More drama than La Scala! Italian men's brands part with creative heads
As the dust only just settles on the London, Milan and Paris menswear fashion weeks, it's being reported today that a big drama in Italian menswear is playing out behind the scenes. Reports suggest that Stefano Pilati, creative director of Ermenegildo Zegna, Brendan Mullane, creative director of Brioni and Alessandro Sartori, creative director of Berluti, are all parting company with their respective brands and that their AW16 collections will be their last.
Italian menswear is considered to be some of the finest tailoring in the world, but Milan has also been trying to shake off the media reputation of being "too classic and staid" with its menswear offer. That has resulted in the radical design shake-up and a most energised DNA brought to these three menswear brands in the past few years.

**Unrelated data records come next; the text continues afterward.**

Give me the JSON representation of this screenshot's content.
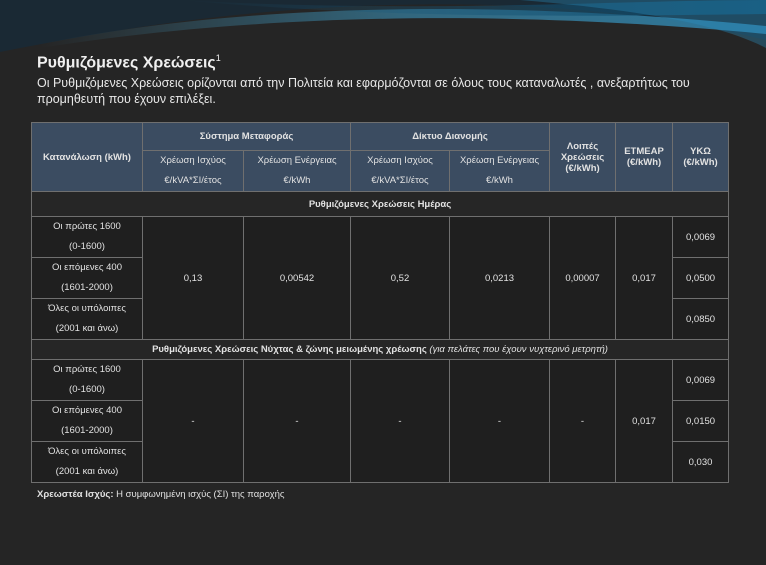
{
  "heading": {
    "title": "Ρυθμιζόμενες Χρεώσεις",
    "sup": "1"
  },
  "intro": "Οι Ρυθμιζόμενες Χρεώσεις ορίζονται από την Πολιτεία και εφαρμόζονται σε όλους τους καταναλωτές , ανεξαρτήτως του προμηθευτή που έχουν επιλέξει.",
  "table": {
    "headers": {
      "consumption": "Κατανάλωση (kWh)",
      "transmission": "Σύστημα Μεταφοράς",
      "distribution": "Δίκτυο Διανομής",
      "other": "Λοιπές Χρεώσεις (€/kWh)",
      "etmear": "ΕΤΜΕΑΡ (€/kWh)",
      "yko": "ΥΚΩ (€/kWh)",
      "power_charge": "Χρέωση Ισχύος",
      "energy_charge": "Χρέωση Ενέργειας",
      "power_unit": "€/kVA*ΣΙ/έτος",
      "energy_unit": "€/kWh"
    },
    "day": {
      "section_title": "Ρυθμιζόμενες Χρεώσεις Ημέρας",
      "tiers": [
        {
          "l1": "Οι πρώτες 1600",
          "l2": "(0-1600)",
          "yko": "0,0069"
        },
        {
          "l1": "Οι επόμενες 400",
          "l2": "(1601-2000)",
          "yko": "0,0500"
        },
        {
          "l1": "Όλες οι υπόλοιπες",
          "l2": "(2001 και άνω)",
          "yko": "0,0850"
        }
      ],
      "trans_power": "0,13",
      "trans_energy": "0,00542",
      "dist_power": "0,52",
      "dist_energy": "0,0213",
      "other": "0,00007",
      "etmear": "0,017"
    },
    "night": {
      "section_title": "Ρυθμιζόμενες Χρεώσεις Νύχτας & ζώνης μειωμένης χρέωσης",
      "section_note": "(για πελάτες που έχουν νυχτερινό μετρητή)",
      "tiers": [
        {
          "l1": "Οι πρώτες 1600",
          "l2": "(0-1600)",
          "yko": "0,0069"
        },
        {
          "l1": "Οι επόμενες 400",
          "l2": "(1601-2000)",
          "yko": "0,0150"
        },
        {
          "l1": "Όλες οι υπόλοιπες",
          "l2": "(2001 και άνω)",
          "yko": "0,030"
        }
      ],
      "trans_power": "-",
      "trans_energy": "-",
      "dist_power": "-",
      "dist_energy": "-",
      "other": "-",
      "etmear": "0,017"
    }
  },
  "footer": {
    "label": "Χρεωστέα Ισχύς:",
    "text": "Η συμφωνημένη ισχύς (ΣΙ) της παροχής"
  },
  "colors": {
    "background": "#252525",
    "header": "#3b4c61",
    "accent": "#2a8fb8"
  }
}
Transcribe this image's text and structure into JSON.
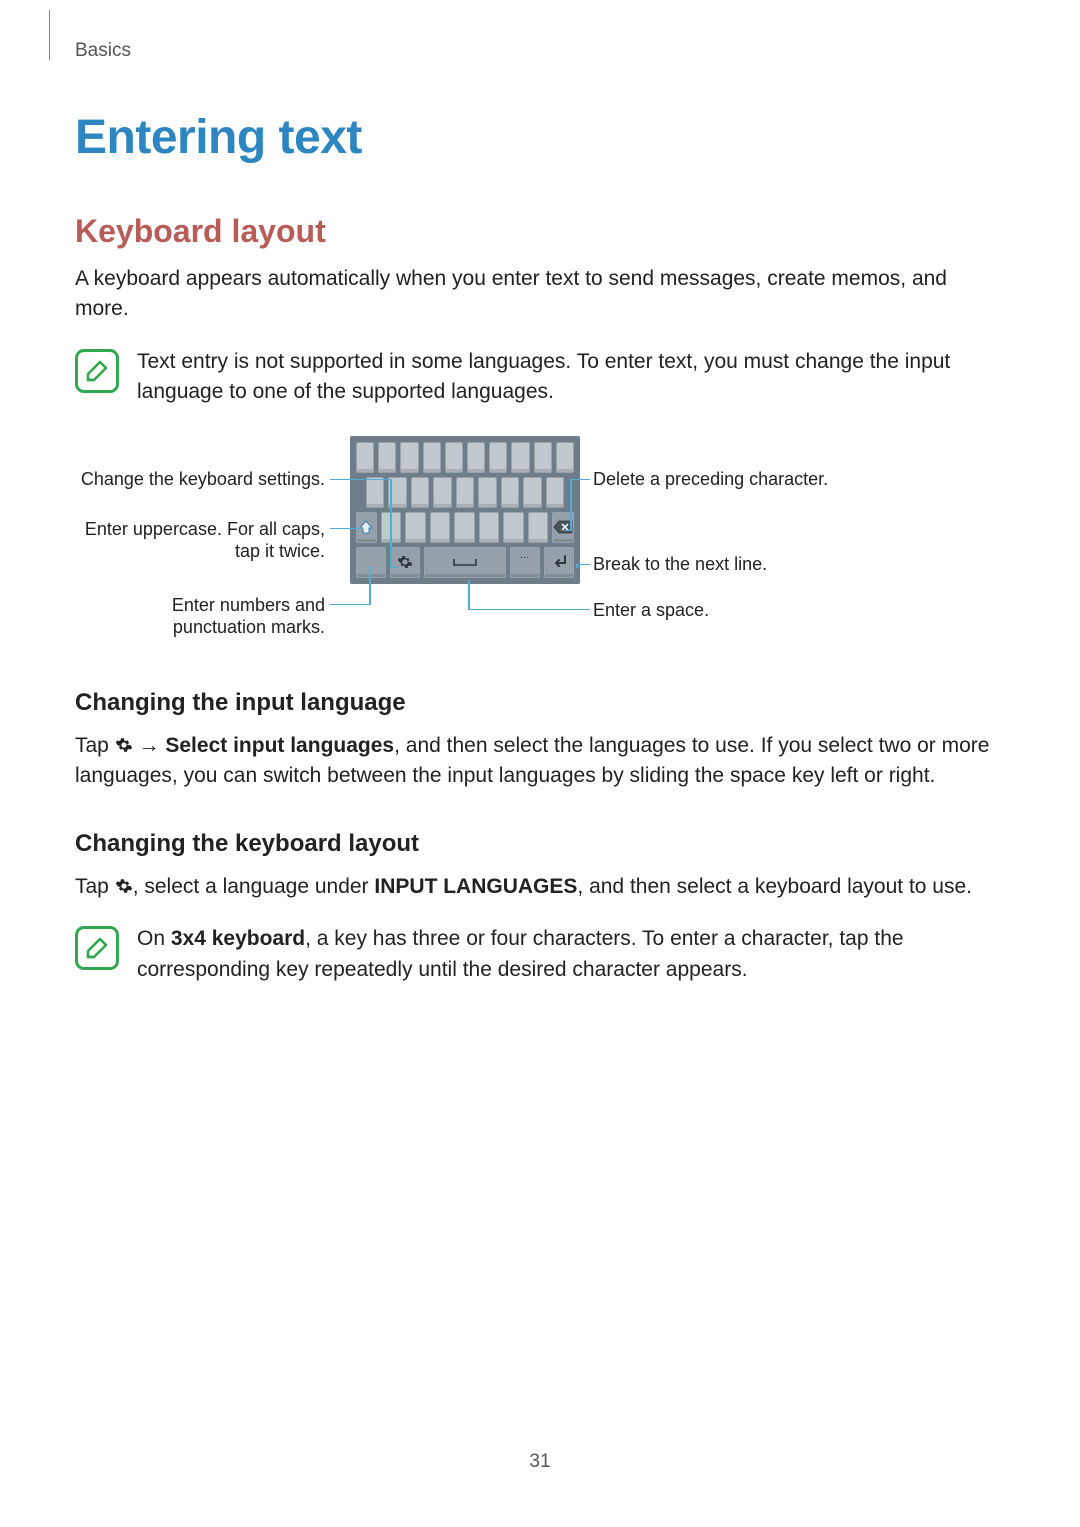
{
  "running_head": "Basics",
  "h1": "Entering text",
  "h2_kbd": "Keyboard layout",
  "p_kbd": "A keyboard appears automatically when you enter text to send messages, create memos, and more.",
  "note1": "Text entry is not supported in some languages. To enter text, you must change the input language to one of the supported languages.",
  "callouts": {
    "settings": "Change the keyboard settings.",
    "uppercase": "Enter uppercase. For all caps, tap it twice.",
    "numbers": "Enter numbers and punctuation marks.",
    "delete": "Delete a preceding character.",
    "newline": "Break to the next line.",
    "space": "Enter a space."
  },
  "h3_lang": "Changing the input language",
  "p_lang_pre": "Tap ",
  "p_lang_arrow": " → ",
  "p_lang_bold": "Select input languages",
  "p_lang_post": ", and then select the languages to use. If you select two or more languages, you can switch between the input languages by sliding the space key left or right.",
  "h3_layout": "Changing the keyboard layout",
  "p_layout_pre": "Tap ",
  "p_layout_mid": ", select a language under ",
  "p_layout_bold": "INPUT LANGUAGES",
  "p_layout_post": ", and then select a keyboard layout to use.",
  "note2_pre": "On ",
  "note2_bold": "3x4 keyboard",
  "note2_post": ", a key has three or four characters. To enter a character, tap the corresponding key repeatedly until the desired character appears.",
  "page_number": "31"
}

So what's gone wrong?
Italians are incredibly brand loyal, so these labels have a very important home market to service. However, the Italian consumer has rather classic and quite conservative taste when it comes to menswear. Added to this, the luxury price points for these brands are very high, so the average customer is likely to be 40-plus in age and not the most dedicated follower of fashion.
One suspects that the fashion-led offering from these brands has pulled too far ahead of the classic taste of the core customer, and has in turn affected sales detrimentally. It is such a fine line between being "fashion-led" and not alienating your classic customer; these three designers have had a tightrope walk to keep the fashion press happy and to keep merchandisers on-side too.
There could be other reasons for the departures that may come to light in time, as it has been suggested Mullane's and Sartori's departures are amicable, but no comment or confirmation of Pilati's exit from Ermenegildo Zegna has been forthcoming.